On a short study break, a classmate and I were discussing how the public health and health policy courses we took in graduate school influence our view of the healthcare system as medical students. It was the most productive form of procrastination (nerding out about public health and health policy) but it was also supremely frustrating to talk about all the problems in the healthcare system. The ACA was such a monumental step forward and now it seems like we’ve taken many steps back–only 34 states have expanded Medicaid, states are implementing work requirements for Medicaid, and Congressional Republicans have tried to repeal the ACA dozens of times with no real replacement or effort to fix the provisions that aren’t working well.
A survey published earlier this year reported that 40% of Americans skipped a recommended medical treatment and that 44% did not go to the doctor for an illness or injury because of cost. The survey also revealed that 30% of individuals had to choose between paying for medical care or basic necessities like food.

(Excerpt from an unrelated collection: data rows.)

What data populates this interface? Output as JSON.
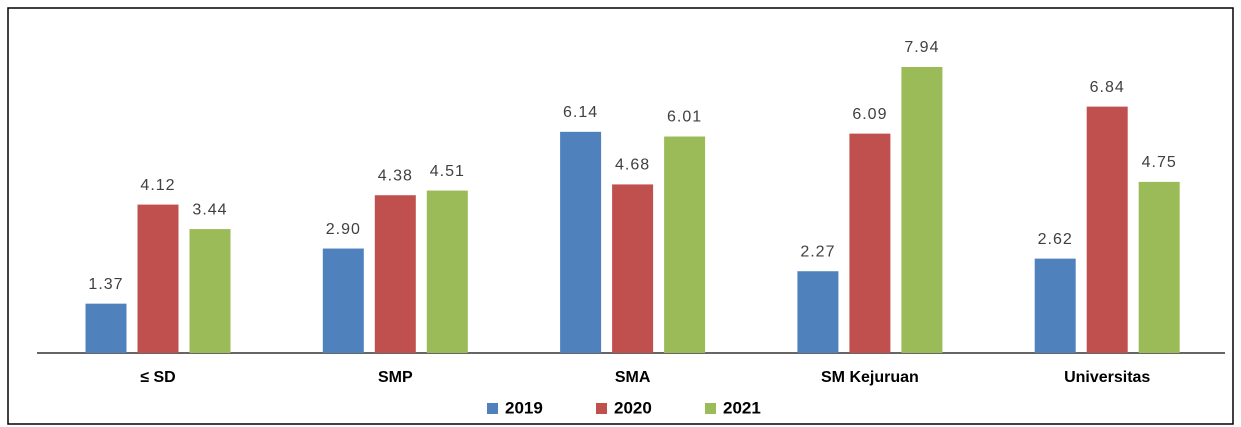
{
  "chart_data": {
    "type": "bar",
    "categories": [
      "≤ SD",
      "SMP",
      "SMA",
      "SM Kejuruan",
      "Universitas"
    ],
    "series": [
      {
        "name": "2019",
        "color": "#4f81bd",
        "values": [
          1.37,
          2.9,
          6.14,
          2.27,
          2.62
        ],
        "value_labels": [
          "1.37",
          "2.90",
          "6.14",
          "2.27",
          "2.62"
        ]
      },
      {
        "name": "2020",
        "color": "#c0504d",
        "values": [
          4.12,
          4.38,
          4.68,
          6.09,
          6.84
        ],
        "value_labels": [
          "4.12",
          "4.38",
          "4.68",
          "6.09",
          "6.84"
        ]
      },
      {
        "name": "2021",
        "color": "#9bbb59",
        "values": [
          3.44,
          4.51,
          6.01,
          7.94,
          4.75
        ],
        "value_labels": [
          "3.44",
          "4.51",
          "6.01",
          "7.94",
          "4.75"
        ]
      }
    ],
    "legend": "bottom"
  }
}
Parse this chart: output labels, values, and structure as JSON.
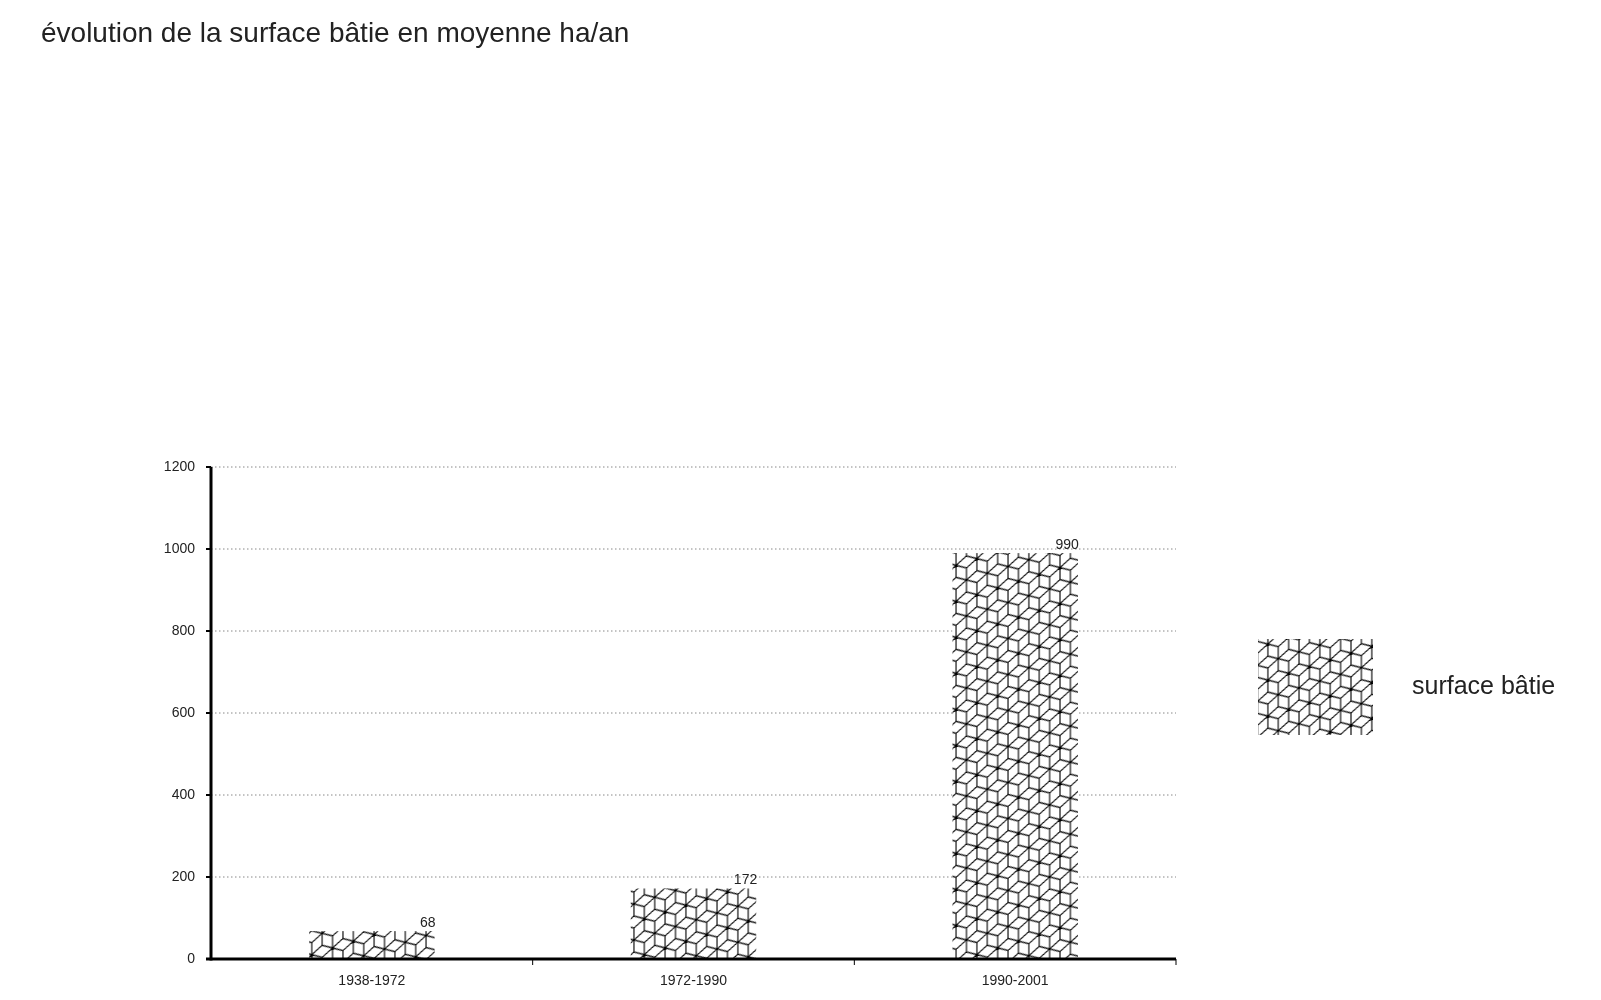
{
  "chart_data": {
    "type": "bar",
    "title": "évolution de la surface bâtie en moyenne ha/an",
    "categories": [
      "1938-1972",
      "1972-1990",
      "1990-2001"
    ],
    "series": [
      {
        "name": "surface bâtie",
        "color": "#000000",
        "values": [
          68,
          172,
          990
        ]
      }
    ],
    "ylim": [
      0,
      1200
    ],
    "yticks": [
      0,
      200,
      400,
      600,
      800,
      1000,
      1200
    ],
    "grid": "y",
    "legend": "right",
    "data_labels": true
  }
}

These statistics reveal fundamental flaws in our $3.3 trillion healthcare system–most Americans do not believe they are receiving good value for their healthcare dollars and forgo important visits, tests, or treatments or they simply cannot afford the cost to begin with, value notwithstanding.
There are bright minds across the U.S. working on solutions to the affordability and value crises of our healthcare system–and medical students should be involved now to ensure they have the vocabulary and context to participate in the future. Doctors interact (directly or indirectly) with health policy issues every day–medications must be checked against formularies, certain tests might not be covered by an insurance plan, or the specialist you want to refer to does not accept your patient’s insurance.

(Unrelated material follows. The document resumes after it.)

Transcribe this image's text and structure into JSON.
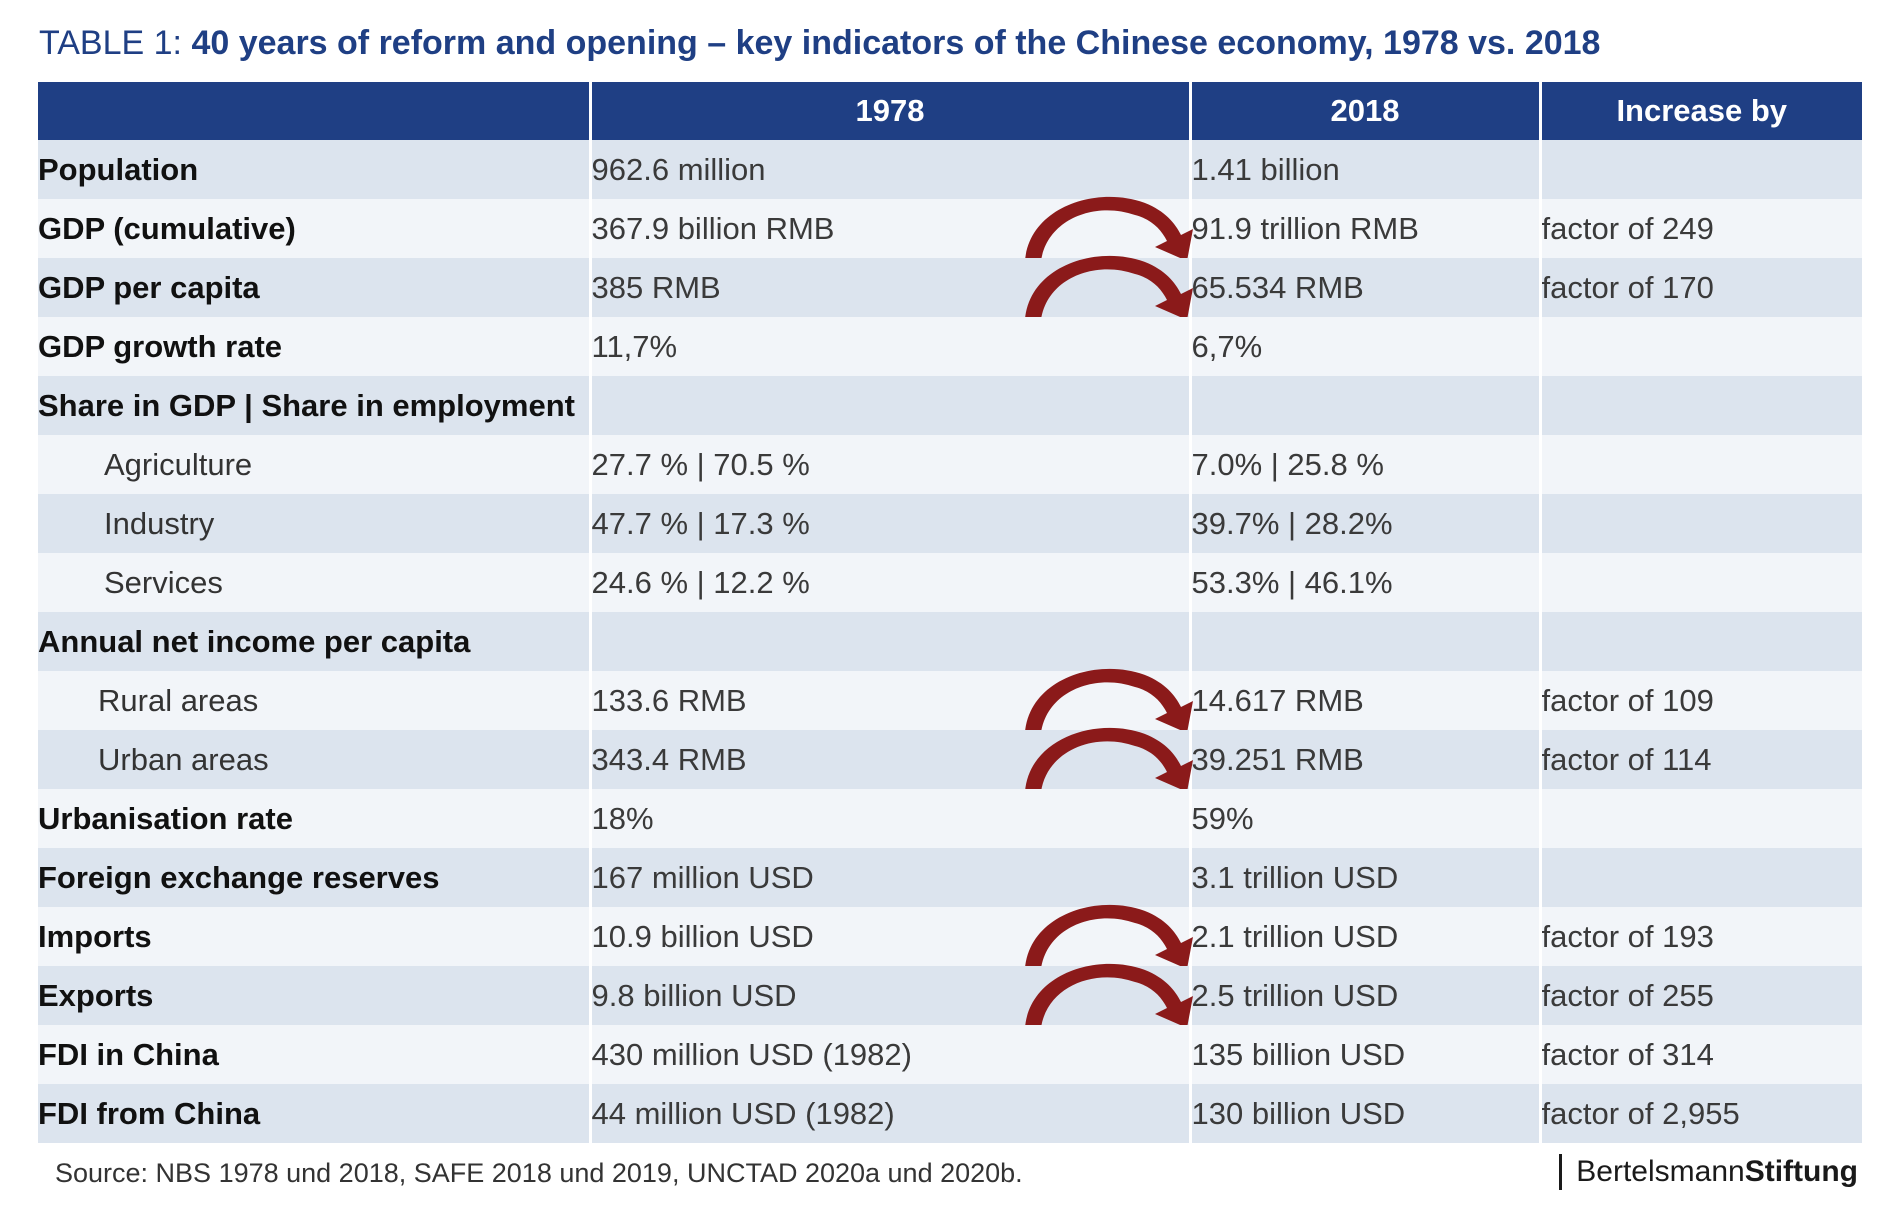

Very few students enter medical school with a Master of Public Health and most enter without a working knowledge of how health policy is crafted at a governmental level. While we all hopefully know the three branches of government and their functions, the development and implementation of health policy is vast and complex. If we are expected to contribute to the U.S. health care system as students, researchers, educators, and innovators, shouldn’t we be given, at a minimum, a basic working knowledge of that system? Yes, some of the rules and regulations might be different by the time we start practicing and our speciality might impact what policies influence our daily practice more, but every single one of us, not just dual MD-MPH students, should know how federal, state, and local governments craft health policy; the basics of major health care programs; and the importance of social determinants of health.

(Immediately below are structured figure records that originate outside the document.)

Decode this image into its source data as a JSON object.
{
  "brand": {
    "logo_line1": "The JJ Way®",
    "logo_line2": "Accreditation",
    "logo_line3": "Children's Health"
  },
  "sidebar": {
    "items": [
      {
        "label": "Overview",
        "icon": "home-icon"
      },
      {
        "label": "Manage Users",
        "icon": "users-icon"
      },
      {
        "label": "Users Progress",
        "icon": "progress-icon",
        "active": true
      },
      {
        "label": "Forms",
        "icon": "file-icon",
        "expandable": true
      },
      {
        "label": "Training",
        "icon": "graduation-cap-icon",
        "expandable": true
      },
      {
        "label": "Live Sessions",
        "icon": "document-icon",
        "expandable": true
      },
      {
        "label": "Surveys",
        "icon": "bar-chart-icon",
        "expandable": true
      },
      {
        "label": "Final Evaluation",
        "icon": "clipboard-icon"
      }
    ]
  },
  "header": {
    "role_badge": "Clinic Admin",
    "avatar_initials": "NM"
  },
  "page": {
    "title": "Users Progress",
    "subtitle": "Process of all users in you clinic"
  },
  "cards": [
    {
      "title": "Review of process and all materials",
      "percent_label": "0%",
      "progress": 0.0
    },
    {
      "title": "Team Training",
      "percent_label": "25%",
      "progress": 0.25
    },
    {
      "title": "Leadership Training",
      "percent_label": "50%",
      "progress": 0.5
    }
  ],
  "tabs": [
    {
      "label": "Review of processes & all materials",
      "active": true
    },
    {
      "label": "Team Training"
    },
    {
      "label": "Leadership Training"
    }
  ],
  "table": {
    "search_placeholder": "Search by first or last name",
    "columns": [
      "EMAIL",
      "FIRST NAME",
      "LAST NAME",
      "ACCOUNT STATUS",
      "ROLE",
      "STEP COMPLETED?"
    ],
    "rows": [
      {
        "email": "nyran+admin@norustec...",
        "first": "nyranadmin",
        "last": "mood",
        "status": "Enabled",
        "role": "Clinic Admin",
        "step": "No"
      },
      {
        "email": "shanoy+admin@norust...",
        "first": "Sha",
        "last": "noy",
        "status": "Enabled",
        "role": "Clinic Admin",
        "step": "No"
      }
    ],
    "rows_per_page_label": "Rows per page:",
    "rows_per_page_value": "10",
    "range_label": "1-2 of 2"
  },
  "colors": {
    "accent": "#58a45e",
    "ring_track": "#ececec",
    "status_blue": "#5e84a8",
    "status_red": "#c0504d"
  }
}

I’m hopeful that innovative changes like the Clinical Public Health curriculum at George Washington University (my MPH alma mater) or Penn State’s Science of Health Systems course will soon become the norm in medical schools around the country. To assist in this endeavor, the American Medical Association supports member schools in the Accelerating Change in Medical Education consortium. In addition to supporting the Penn State curriculum change, the AMA consortium also features efforts to integrate health systems science and health policy from Eastern Virginia Medical School, the University of Michigan, and Brown University.
Every medical student should be exposed to public health and health policy just as we are instructed in communication, empathy, and diagnostic skills. But until that time comes, we’ll be here as often as we can, giving you the health policy basics and then some!